Vincent nodded, aware that he’d once been busy in just the same way.

“Who takes care of them while you’re away?” asked the man’s wife.

“Someone comes over and feeds them everyday. They live outside.”

This description struck Vincent as almost elegant in its simplicity. While they did have someone who fed the dogs and filled up their water bowls Vincent knew that the type of care the woman in the aisle seat was getting at had lately been provided by Sonia. She gave them walks and petted them. She gave them love.

“They’re not really pets. They’re more like guard dogs.”

“Isn’t it safe?” This question came from the man. “I heard Barbados was safe.”

“Don’t they get lonely?” asked the woman.

“Yes, they do,” admitted Vincent.

It was the loneliness of the dogs that had led him to Sonia, his loneliness too when he thought about it. If the dogs hadn’t escaped through the fence, if he hadn’t gone in search of them, if they hadn’t ended up at Sonia’s home, then he wouldn’t have slept with her.

“I got robbed at knifepoint in the Dominican Republic. It’s not like that place is it? There’s a lot of poor people in the Dominican.”

His wife wanted to know more about the dogs.
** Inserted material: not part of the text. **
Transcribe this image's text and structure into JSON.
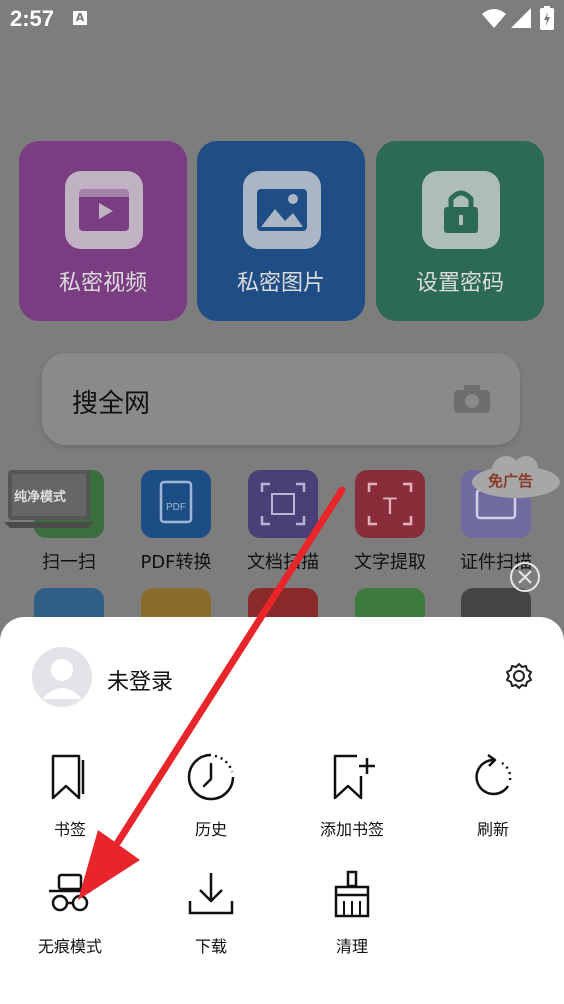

Vincent thought she was a bit obsessive about them. Where had he gotten them from? What kind of breed were they? How old?
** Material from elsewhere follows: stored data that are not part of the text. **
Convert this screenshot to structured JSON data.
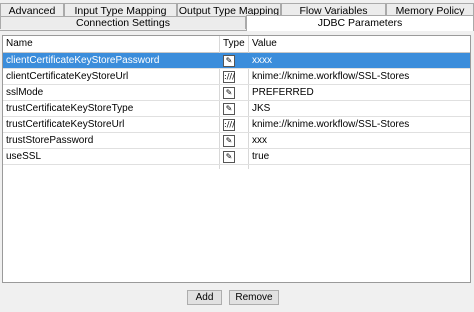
{
  "tabs": {
    "back": [
      "Advanced",
      "Input Type Mapping",
      "Output Type Mapping",
      "Flow Variables",
      "Memory Policy"
    ],
    "mid": [
      "Connection Settings",
      "JDBC Parameters"
    ],
    "active": "JDBC Parameters"
  },
  "table": {
    "headers": [
      "Name",
      "Type",
      "Value"
    ],
    "rows": [
      {
        "name": "clientCertificateKeyStorePassword",
        "type": "password-icon",
        "type_glyph": "✎",
        "value": "xxxx",
        "selected": true
      },
      {
        "name": "clientCertificateKeyStoreUrl",
        "type": "path-icon",
        "type_glyph": ":///",
        "value": "knime://knime.workflow/SSL-Stores",
        "selected": false
      },
      {
        "name": "sslMode",
        "type": "literal-icon",
        "type_glyph": "✎",
        "value": "PREFERRED",
        "selected": false
      },
      {
        "name": "trustCertificateKeyStoreType",
        "type": "literal-icon",
        "type_glyph": "✎",
        "value": "JKS",
        "selected": false
      },
      {
        "name": "trustCertificateKeyStoreUrl",
        "type": "path-icon",
        "type_glyph": ":///",
        "value": "knime://knime.workflow/SSL-Stores",
        "selected": false
      },
      {
        "name": "trustStorePassword",
        "type": "password-icon",
        "type_glyph": "✎",
        "value": "xxx",
        "selected": false
      },
      {
        "name": "useSSL",
        "type": "literal-icon",
        "type_glyph": "✎",
        "value": "true",
        "selected": false
      }
    ]
  },
  "buttons": {
    "add": "Add",
    "remove": "Remove"
  }
}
He remembered the way Sonia, dressed in a white cotton shirt, had leaned down and petted the dogs, her bare feet resting on the cool concrete of the porch. “I think you’ve lost something,” she’d said when Vincent approached. He’d never slept with a black woman before.

He kept bringing the dogs over—they offered a sense of domesticity completely at odds with the facts at hand, but he soon began to feel that it was a mistake. Whenever Kathy came down, Vincent began to wonder if they would somehow manage to convey to her where they’d been and what had been happening. If he saw Kathy offering them a biscuit, he always made sure to offer them two more. “You’re spoiling them,” she’d say fondly, which always made him feel even more guilty because he knew she found his indulgence touching.

It was all bound to come out sooner or later. Nothing could be kept secret on a small island. Neighbours had noticed, neighbours had gossiped. It didn’t need the dogs to let Kathy know what was going on. And obviously it wasn’t the dogs’ fault that he’d slept with Sonia. Vincent hadn’t been in contact with her since events had overtaken them and he was unsure how she would react when he arrived. Hours later, when the plane began to make its descent, he already found it difficult to imagine what they had in common. He lived in two worlds; perhaps what happened in one place made no difference in the other place. His life would reset, as it had previously done, to the moment before he’d left.

“Is that Barbados?”

The man beside him was pointing out the window. Vincent stared down at the coral island as the plane gently glided down the west coast. He could see the hotels and the boats and, as they got even lower, some tourists lying on the beach.

“That’s where you are,” Vincent said, spotting the outline of the Almond Beach Hotel.

The man’s wife leaned toward the window to take a look.

“And where are you?” she asked, but Vincent didn’t have an answer.